À tarde, a maré baixa revela as famosas piscinas naturais de Maragogi. A equipe náutica do hotel organiza um passeio de catamarã—pago à parte, mas vale cada centavo. O barco desliza sobre uma água tão cristalina que parece irreal, com jardins de corais logo abaixo da superfície. Entregam snorkels, e mergulho no mar, o mundo silenciando exceto pelo som da minha respiração. Peixes passam entre meus dedos, flashes de amarelo e azul. Uma garotinha emerge ao meu lado, olhos arregalados. “Parece que estamos nadando num aquário”, sussurra.
De volta à terra, o dia se transforma em noite. O restaurante Mandacaru brilha com a promessa de sabores regionais: dadinhos de tapioca, baião de dois, bobó de camarão com arroz de coco. O garçom sorri ao servir o prato. “Esse é o sabor de Alagoas”, diz, e sinto sol, sal e algo ancestral na comida. A sobremesa é um petit gâteau de queijo coalho, derretendo sobre sorvete de doce de leite, com calda de goiaba escorrendo pelo prato.

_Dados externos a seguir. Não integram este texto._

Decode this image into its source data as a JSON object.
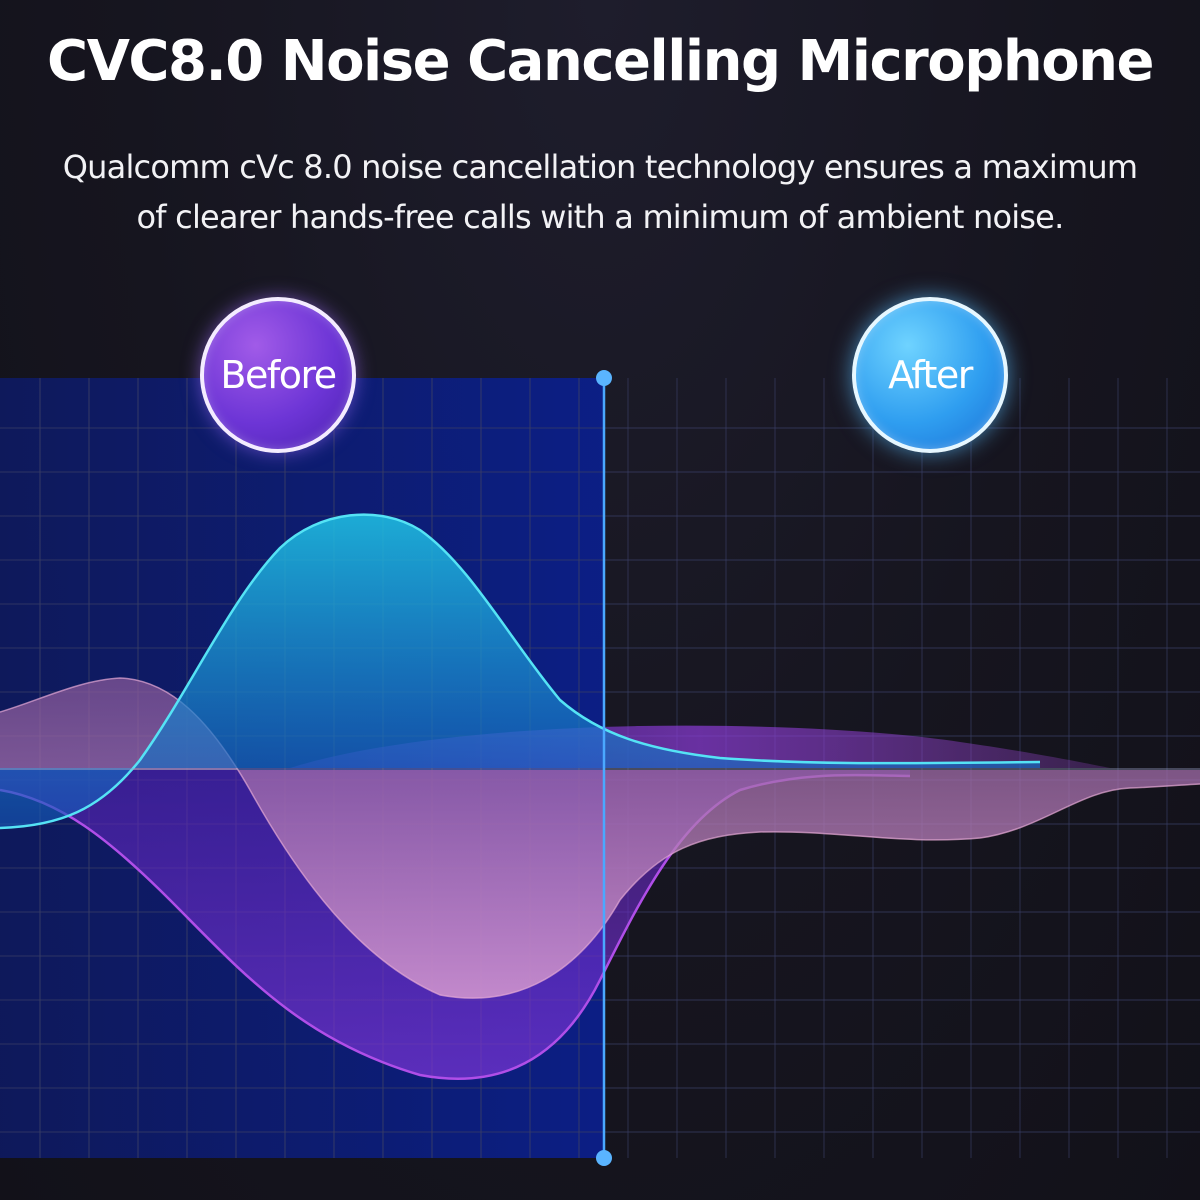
{
  "header": {
    "title": "CVC8.0 Noise Cancelling Microphone",
    "subtitle_line1": "Qualcomm cVc 8.0 noise cancellation technology ensures a maximum",
    "subtitle_line2": "of clearer hands-free calls with a minimum of ambient noise."
  },
  "comparison": {
    "before_label": "Before",
    "after_label": "After"
  },
  "colors": {
    "background": "#161621",
    "before_panel": "#0c1a6e",
    "grid_line": "#3a3f66",
    "divider": "#4aa8ff",
    "voice_wave": "#2fd0e8",
    "noise_wave_pink": "#d896c8",
    "noise_wave_violet": "#9a3de0"
  }
}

Um rio corta o resort, o próprio Maragogi, e no fim de tarde remar de caiaque sob as palmeiras é um privilégio. A água é morna, o ar perfumado de terra molhada e churrasco ao longe. Crianças correm pelas margens, gargalhando. Em algum lugar, uma banda de forró se prepara para a festa junina da noite. Os funcionários deixaram um coração de toalhas na minha cama, com um bilhete convidando a prender um cadeado na ponte para o Dia dos Namorados. Detalhes, sempre detalhes.

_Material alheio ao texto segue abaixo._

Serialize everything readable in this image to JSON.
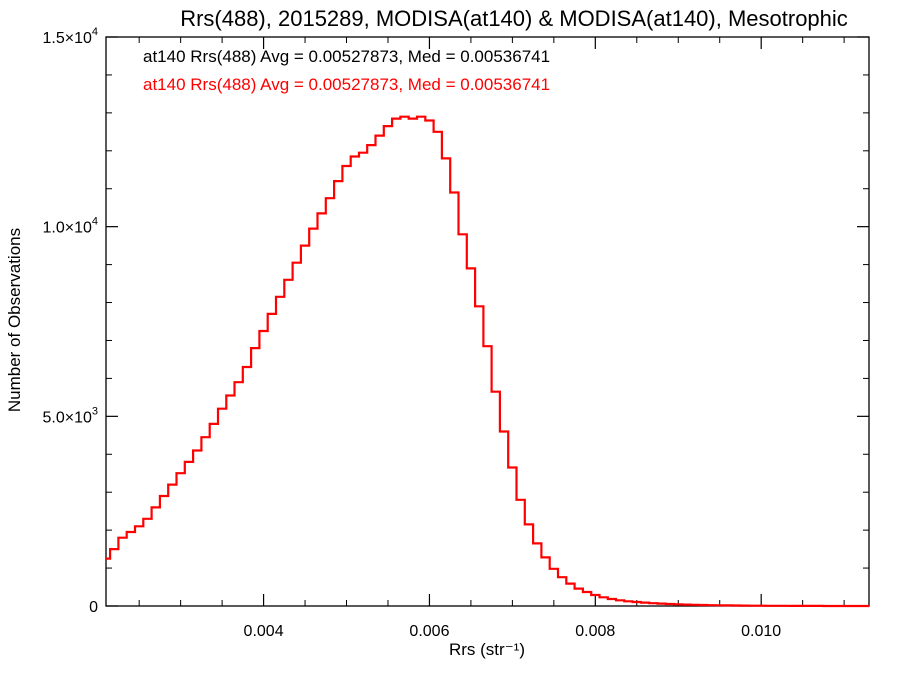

A noite cai e o resort se transforma. Tem teatro para as crianças, música ao vivo para os adultos e a sensação de que a festa pode durar para sempre. Passo pela copa do bebê—abastecida com frutas, leite e esterilizadores—pela academia, pelo spa, pelos infinitos pontos de comida e bebida. O ar é promessa de mais: mais sabores, mais risadas, mais sol amanhã.

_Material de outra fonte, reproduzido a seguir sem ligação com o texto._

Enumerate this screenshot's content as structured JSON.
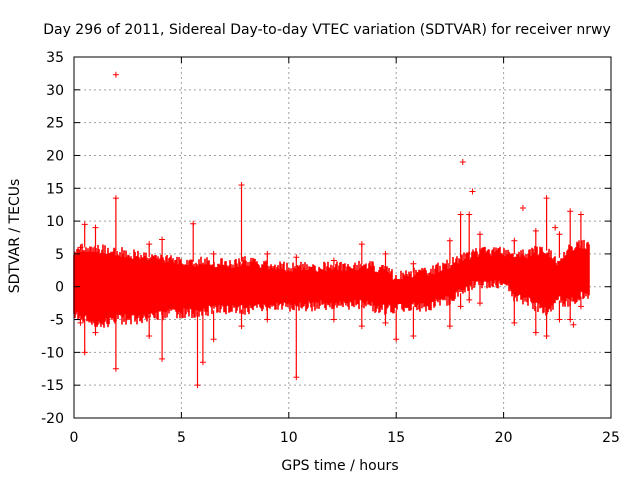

Sento na varanda, o jardim abaixo vibrando com sapos e música distante. O mar é uma linha escura além dos coqueiros. Penso nos dias aqui—como se estendem e se misturam, como é fácil se perder no ritmo da abundância. “Dá para ficar um mês”, alguém disse. Talvez eu fique. Por ora, deixo a noite me envolver, grato pelo gosto de sal nos lábios e pela lembrança do sol nos ossos.